Răpciuni Church, Neamț county, year 1773
The hydropower works carried on Bistrița River between 1950-1960, determined the forcibly resettlement of 22 villages, out of which Răpciune (Răpciuni), Cârnu and Rețeș were definitely lost. As a result, over 18.000 inhabitants were forced to abandon the households which were to be sunk in the waters of Bicaz accumulation lake. In that context, the Village Museum managed in 1958, to rescue the “Holy Voivods” church from the village of Răpciuni, a valuable monument of religious architecture dated in the year 1773. The inscription that attests its age is carved with Cyrillic numerals on the door frame.

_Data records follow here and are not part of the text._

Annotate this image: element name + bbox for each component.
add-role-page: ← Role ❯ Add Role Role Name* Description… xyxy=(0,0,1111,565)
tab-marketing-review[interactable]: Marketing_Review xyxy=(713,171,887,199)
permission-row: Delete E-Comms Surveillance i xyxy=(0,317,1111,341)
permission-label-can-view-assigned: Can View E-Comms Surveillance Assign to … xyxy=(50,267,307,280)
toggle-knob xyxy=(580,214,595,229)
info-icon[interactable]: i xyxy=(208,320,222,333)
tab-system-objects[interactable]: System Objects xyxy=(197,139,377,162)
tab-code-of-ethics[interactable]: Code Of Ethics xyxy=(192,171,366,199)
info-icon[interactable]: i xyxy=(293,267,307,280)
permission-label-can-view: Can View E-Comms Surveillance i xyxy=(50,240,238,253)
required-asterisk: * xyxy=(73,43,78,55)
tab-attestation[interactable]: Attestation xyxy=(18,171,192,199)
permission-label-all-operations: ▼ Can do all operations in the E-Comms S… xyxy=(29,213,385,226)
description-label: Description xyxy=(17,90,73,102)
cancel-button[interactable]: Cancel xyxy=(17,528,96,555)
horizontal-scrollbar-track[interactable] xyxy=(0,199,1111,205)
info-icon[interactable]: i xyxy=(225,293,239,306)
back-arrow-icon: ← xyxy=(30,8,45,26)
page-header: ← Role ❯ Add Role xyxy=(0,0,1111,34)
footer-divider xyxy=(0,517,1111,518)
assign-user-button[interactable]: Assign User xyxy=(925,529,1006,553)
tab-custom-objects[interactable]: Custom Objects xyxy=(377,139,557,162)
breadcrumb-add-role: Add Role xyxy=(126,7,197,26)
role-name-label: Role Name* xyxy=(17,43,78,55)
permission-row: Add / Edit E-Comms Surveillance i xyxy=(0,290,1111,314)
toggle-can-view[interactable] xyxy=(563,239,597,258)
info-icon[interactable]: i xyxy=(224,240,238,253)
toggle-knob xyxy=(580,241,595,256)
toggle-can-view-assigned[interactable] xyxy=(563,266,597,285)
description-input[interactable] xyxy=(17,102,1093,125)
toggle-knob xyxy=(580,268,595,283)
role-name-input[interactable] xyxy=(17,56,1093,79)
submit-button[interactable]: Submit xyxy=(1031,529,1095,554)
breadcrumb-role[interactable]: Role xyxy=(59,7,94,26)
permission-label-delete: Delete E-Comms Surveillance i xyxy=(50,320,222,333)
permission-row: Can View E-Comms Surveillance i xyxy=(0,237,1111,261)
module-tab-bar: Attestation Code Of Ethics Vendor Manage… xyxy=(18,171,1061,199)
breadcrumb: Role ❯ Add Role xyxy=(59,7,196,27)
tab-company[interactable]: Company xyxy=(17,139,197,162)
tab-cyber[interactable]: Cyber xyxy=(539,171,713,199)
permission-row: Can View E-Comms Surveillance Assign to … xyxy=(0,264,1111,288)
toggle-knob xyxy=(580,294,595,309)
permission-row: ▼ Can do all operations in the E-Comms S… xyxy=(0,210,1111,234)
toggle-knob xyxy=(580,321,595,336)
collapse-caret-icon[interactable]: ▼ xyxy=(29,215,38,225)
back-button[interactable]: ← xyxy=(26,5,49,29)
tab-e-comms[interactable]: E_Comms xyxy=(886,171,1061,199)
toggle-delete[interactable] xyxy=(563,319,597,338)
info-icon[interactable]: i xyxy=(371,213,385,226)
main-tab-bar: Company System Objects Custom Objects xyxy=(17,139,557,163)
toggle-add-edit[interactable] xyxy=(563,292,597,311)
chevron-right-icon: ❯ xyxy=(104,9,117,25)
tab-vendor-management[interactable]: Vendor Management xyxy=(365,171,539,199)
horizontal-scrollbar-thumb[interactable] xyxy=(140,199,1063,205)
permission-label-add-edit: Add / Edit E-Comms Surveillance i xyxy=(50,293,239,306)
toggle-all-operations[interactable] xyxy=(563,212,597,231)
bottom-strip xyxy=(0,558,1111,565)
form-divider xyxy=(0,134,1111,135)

The church is erected on a small stone base, with the walls made of rectangularly carved spruce beams joined in “dovetail”, the last three beams under the eaves being prolonged in consoles. The roof is covered with rounded shingles and follows the building’s plan: the pentagonal apse of the altar, the rectangular nave with the two lateral alcoves and the porch with eight pillars, appended to the narthex. Carved crosses and rosettes decorate the pillars, the arch between the nave and the narthex, and the windows and door frames.
Inside, one can note the iconostasis with a typical structure of the 18th century, the furniture items, the candlesticks and the baptism font made from a tree trunk. The painting with scenes from the Calvary (in the nave) and the Old Testament (in the narthex) was made in two stages by local masters. A special rendering was used by Ioan Zugravul to paint the Last Judgment scene (in the narthex).
The Cyrillic inscriptions in the porch, at the moment almost indecipherable, offer precise historical information. They remind of the Russo-Turkish War in 1828 (“when the Moskals entered Moldavia, in the year 1828, April the 23rd”), of the snowy winter in 1830, of the cholera epidemies in 1831 and 1865, or of unusual events, such as the locust invasion in the year 1867.